Several enzyme replacement techniques have been investigated for lysosomal storage disorders, and could potentially be used to treat Tay-Sachs disease. The goal would be to replace the missing enzyme, a process similar to insulin injections for diabetes. However, the HEXA enzyme has proven to be too large to pass through the blood into the brain through the blood-brain barrier (Park et al. 2010). Blood vessels in the brain develop junctions so small that many toxic (or large) molecules cannot enter into nerve cells and cause damage (Kaback 1999). Researchers have also tried instilling the enzyme into cerebrospinal fluid, which bathes the brain. However, neurons are unable to take up the large enzyme efficiently even when it is placed next to the cell, so the treatment is still ineffective(Park et al. 2010).

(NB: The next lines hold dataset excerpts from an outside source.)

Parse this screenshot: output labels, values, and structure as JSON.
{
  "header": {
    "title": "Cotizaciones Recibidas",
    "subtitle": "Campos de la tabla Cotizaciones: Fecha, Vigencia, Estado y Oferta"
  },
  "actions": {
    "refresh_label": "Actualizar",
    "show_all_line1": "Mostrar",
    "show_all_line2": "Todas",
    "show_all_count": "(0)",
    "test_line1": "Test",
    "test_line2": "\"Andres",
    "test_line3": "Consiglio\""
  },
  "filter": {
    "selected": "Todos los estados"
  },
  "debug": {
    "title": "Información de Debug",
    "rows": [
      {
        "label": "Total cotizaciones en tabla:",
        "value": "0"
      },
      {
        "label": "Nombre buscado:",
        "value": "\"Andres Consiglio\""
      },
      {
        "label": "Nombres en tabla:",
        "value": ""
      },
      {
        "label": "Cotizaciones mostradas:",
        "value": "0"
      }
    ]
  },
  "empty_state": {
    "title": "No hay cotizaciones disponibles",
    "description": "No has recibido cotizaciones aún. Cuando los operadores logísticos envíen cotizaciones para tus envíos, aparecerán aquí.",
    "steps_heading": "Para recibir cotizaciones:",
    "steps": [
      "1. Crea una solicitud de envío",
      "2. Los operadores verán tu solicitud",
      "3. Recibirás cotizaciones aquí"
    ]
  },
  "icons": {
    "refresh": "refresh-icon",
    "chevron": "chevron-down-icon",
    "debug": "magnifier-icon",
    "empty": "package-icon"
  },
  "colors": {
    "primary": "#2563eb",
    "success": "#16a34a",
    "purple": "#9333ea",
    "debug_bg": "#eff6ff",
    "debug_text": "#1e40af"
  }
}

Several options for gene therapy have been also been explored for Tay-Sachs and other lysosomal storage diseases (Mayo Clinic 2010). If the defective genes could be replaced throughout the brain, Tay-Sachs could theoretically be cured (Kaback 1999). However, researchers working in this field believe that they are years away from the technology to transport the genes into neurons, which would be as difficult as transporting the enzyme (Park et al. 2010). Use of a viral vector, promoting an infection as a means to introduce new genetic material into cells, has been proposed as a technique for genetic diseases in general. Hematopoetic stem cell therapy (HSCT), another form of gene therapy, uses cells that have not yet differentiated and taken on specialized functions. Yet another approach to gene therapy uses stem cells from umbilical cord blood in an effort to replace the defective gene (Kaback 1999). Although the stem cell approach has been effective with Krabbé disease, no results for this method have been reported with Tay-Sachs disease (Park et al. 2010).

Other highly experimental methods being researched involve manipulating the brain's metabolism of GM2 gangliosides. One experiment has demonstrated that, by using the enzyme sialidase, the genetic defect can be effectively bypassed and GM2 gangliosides can be metabolized so that they become almost inconsequential (Cornfield 2008).

If a safe pharmacological treatment can be developed, one that causes the increased expression of lysosomal sialidase in neurons, a new form of therapy, essentially curing the disease, could be on the horizon.